The slight relief she felt at that thought, however, evaporated in her chest when heard the hum of another Reaper beam destroying everything in its wake, and she realized that this really, finally could be the end and she had managed to justify continually not saying the words she was now both longing and dreading to say- words that had given her hope and purpose in the face of hopelessness, and more meaning in her life than she had ever dreamed possible. But she had truly and finally run out of time to put off saying them. This was it. End of the line. Time to buck up, deal with it, and save the galaxy. Because she had little doubt that there would be no such thing as "later" for her. She had already decided she would do whatever it took to permanently eradicate the Reapers, and she couldn't for the life of her imagine a scenario in which she could succeed at that goal and still somehow walk out of this alive.
Of course she'd never say that out loud, but it was a concession she had already made in her own head, in her own heart. But if she was being honest, that was what was making this even harder. Because, after putting it off for months, trying to always think of the future but knowing deep down that she most likely wouldn't get one, how in the galaxy could she say the things right now that she couldn't say in the safety of a warm embrace in the darkness of her cabin on the nights when she felt the most peace she'd ever felt? If she couldn't say the things in the height of that euphoria and temporary solace, how could she say them now, at the end, staring death in the face?

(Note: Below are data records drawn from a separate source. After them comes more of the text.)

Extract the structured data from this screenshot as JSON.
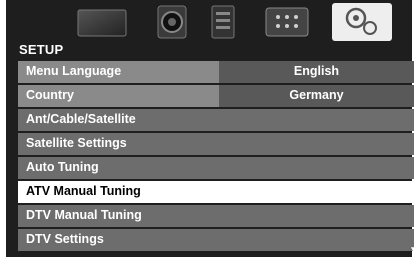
{
  "section_title": "SETUP",
  "tabs": [
    {
      "icon": "picture-icon"
    },
    {
      "icon": "sound-icon"
    },
    {
      "icon": "power-icon"
    },
    {
      "icon": "apps-icon"
    },
    {
      "icon": "settings-icon",
      "active": true
    }
  ],
  "menu": {
    "items": [
      {
        "label": "Menu Language",
        "value": "English"
      },
      {
        "label": "Country",
        "value": "Germany"
      },
      {
        "label": "Ant/Cable/Satellite"
      },
      {
        "label": "Satellite Settings"
      },
      {
        "label": "Auto Tuning"
      },
      {
        "label": "ATV Manual Tuning",
        "selected": true
      },
      {
        "label": "DTV Manual Tuning"
      },
      {
        "label": "DTV Settings"
      }
    ]
  },
  "scroll_indicator": "▼"
}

And finally, it hit her like a ton of bricks. The reality of the situation. The finality of this moment. And she then had a stroke of clarity and a realization as pure as her determination for the challenge in front of her. She had to say these things now, right now, at the precipice of what almost assuredly would be the end for one simple reason: Because time was finally up. Because she absolutely had to. There could be no more waiting. She had to say them now, or they'd never get said at all.
Shepard blew out a sigh, closed her eyes and took in a deep, labored breath to steel her resolve. Then she set out across the rest of the field of rubble to bear her heart to her turian for the first and final time.